La 200e brigade veillait sur les missiles à Petchenga depuis la guerre froide. Et puis elle a été envoyée en Ukraine - où elle a été décimée. C'est ce qu'affirme le Washington post sur la base de documents internes et d'informations inédites fournies par les renseignements ukrainiens et occidentaux, que le journal a pu consulter.
Revenons à février 2022. La 200e brigade a été parmi les premières unités russes envoyées en Ukraine. Elle a participé à l'assaut de Kharkiv. La deuxième ville du pays était l'un des premiers objectifs de Moscou au début de l'invasion.
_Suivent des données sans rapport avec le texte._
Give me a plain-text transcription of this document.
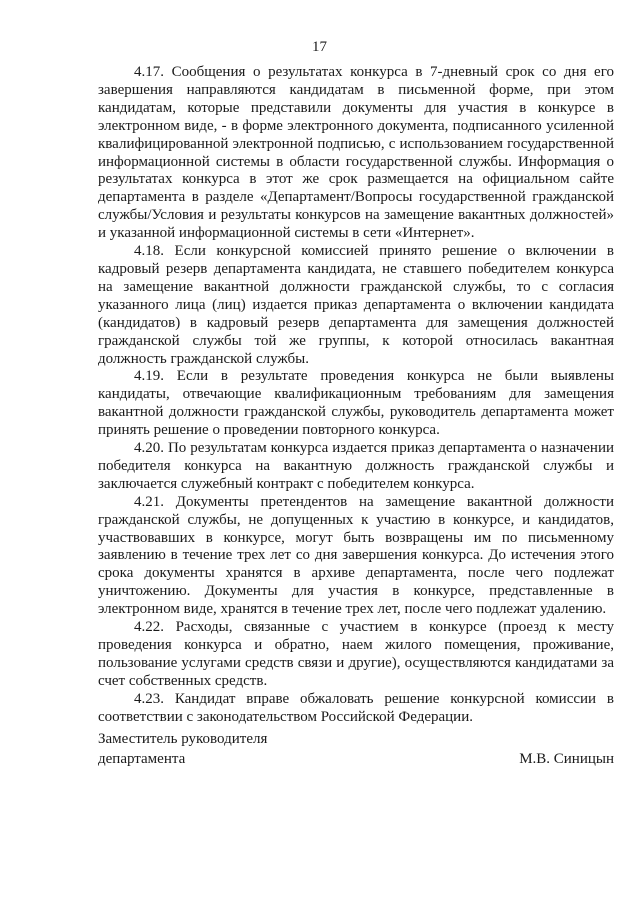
17

4.17. Сообщения о результатах конкурса в 7-дневный срок со дня его завершения направляются кандидатам в письменной форме, при этом кандидатам, которые представили документы для участия в конкурсе в электронном виде, - в форме электронного документа, подписанного усиленной квалифицированной электронной подписью, с использованием государственной информационной системы в области государственной службы. Информация о результатах конкурса в этот же срок размещается на официальном сайте департамента в разделе «Департамент/Вопросы государственной гражданской службы/Условия и результаты конкурсов на замещение вакантных должностей» и указанной информационной системы в сети «Интернет».

4.18. Если конкурсной комиссией принято решение о включении в кадровый резерв департамента кандидата, не ставшего победителем конкурса на замещение вакантной должности гражданской службы, то с согласия указанного лица (лиц) издается приказ департамента о включении кандидата (кандидатов) в кадровый резерв департамента для замещения должностей гражданской службы той же группы, к которой относилась вакантная должность гражданской службы.

4.19. Если в результате проведения конкурса не были выявлены кандидаты, отвечающие квалификационным требованиям для замещения вакантной должности гражданской службы, руководитель департамента может принять решение о проведении повторного конкурса.

4.20. По результатам конкурса издается приказ департамента о назначении победителя конкурса на вакантную должность гражданской службы и заключается служебный контракт с победителем конкурса.

4.21. Документы претендентов на замещение вакантной должности гражданской службы, не допущенных к участию в конкурсе, и кандидатов, участвовавших в конкурсе, могут быть возвращены им по письменному заявлению в течение трех лет со дня завершения конкурса. До истечения этого срока документы хранятся в архиве департамента, после чего подлежат уничтожению. Документы для участия в конкурсе, представленные в электронном виде, хранятся в течение трех лет, после чего подлежат удалению.

4.22. Расходы, связанные с участием в конкурсе (проезд к месту проведения конкурса и обратно, наем жилого помещения, проживание, пользование услугами средств связи и другие), осуществляются кандидатами за счет собственных средств.

4.23. Кандидат вправе обжаловать решение конкурсной комиссии в соответствии с законодательством Российской Федерации.

Заместитель руководителя
департамента	М.В. Синицын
Mais les choses tournent mal, les troupes russes rencontrent une résistance plus importante que prévu. La 200e brigade en fait les frais, la tâche qui lui est attribuée s'avère être l'une des plus difficiles de l'invasion:
Résultat: à la fin de la première journée de combats, des dizaines de soldats sont tués ou blessés, beaucoup de véhicules sont détruits ou abandonnés.
Assommée par la résistance des Ukrainiens, la 200e brigade passe les semaines suivantes à repousser d'autres attaques tout en se retranchant dans des positions défensives au nord de Kharkiv. C'est au cours de cette période que le commandant de l'unité, le colonel Denis Kourilo, est grièvement blessé, lorsque son véhicule est frappé.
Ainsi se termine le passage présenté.